Efficient Learning of Stationary Diffusions with Stein-type Discrepancies
Fabian Bleile, Sarah Lumpp, Mathias Drton
TL;DR
This work introduces the Stein-type Kernel Deviation from Stationarity (SKDS) to efficiently learn stationary diffusions whose stationary distribution matches a target $\mu$, establishing that SKDS vanishes exactly for reversible diffusions with density $\mu$ and providing convexity properties for linear parametrizations. Building on kernel methods and Stein discrepancies, SKDS offers a closed-form, computationally cheaper alternative to Kernel Deviation from Stationarity (KDS) while retaining theoretical guarantees. The authors develop a linear SDE parametrization that preserves linearity in the learning objective, derive an empirical SKDS estimator with provable quasiconvexity, and demonstrate substantial speedups and competitive accuracy across synthetic causal settings and interventions.

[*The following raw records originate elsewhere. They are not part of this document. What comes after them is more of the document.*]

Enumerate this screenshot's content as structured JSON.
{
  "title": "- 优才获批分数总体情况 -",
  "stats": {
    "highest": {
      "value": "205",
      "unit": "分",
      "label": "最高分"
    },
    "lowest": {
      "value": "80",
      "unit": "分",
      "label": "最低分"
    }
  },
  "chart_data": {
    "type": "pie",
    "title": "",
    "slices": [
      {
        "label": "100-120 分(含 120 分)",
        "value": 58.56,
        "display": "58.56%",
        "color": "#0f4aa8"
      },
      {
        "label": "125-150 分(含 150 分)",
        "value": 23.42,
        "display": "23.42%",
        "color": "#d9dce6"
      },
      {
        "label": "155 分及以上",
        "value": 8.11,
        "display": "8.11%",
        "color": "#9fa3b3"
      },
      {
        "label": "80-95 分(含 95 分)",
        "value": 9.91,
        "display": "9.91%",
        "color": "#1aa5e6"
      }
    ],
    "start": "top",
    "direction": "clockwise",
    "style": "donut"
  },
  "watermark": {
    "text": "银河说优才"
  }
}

Overall, SKDS enables scalable, principled causal learning with cyclic dependencies by leveraging stationary diffusion models and RKHS-based discrepancies, with practical impact for interventional prediction and inference.
Abstract
Learning a stationary diffusion amounts to estimating the parameters of a stochastic differential equation whose stationary distribution matches a target distribution. We build on the recently introduced kernel deviation from stationarity (KDS), which enforces stationarity by evaluating expectations of the diffusion's generator in a reproducing kernel Hilbert space. Leveraging the connection between KDS and Stein discrepancies, we introduce the Stein-type KDS (SKDS) as an alternative formulation. We prove that a vanishing SKDS guarantees alignment of the learned diffusion's stationary distribution with the target. Furthermore, under broad parametrizations, SKDS is convex with an empirical version that is $ε$-quasiconvex with high probability. Empirically, learning with SKDS attains comparable accuracy to KDS while substantially reducing computational cost and yields improvements over the majority of competitive baselines.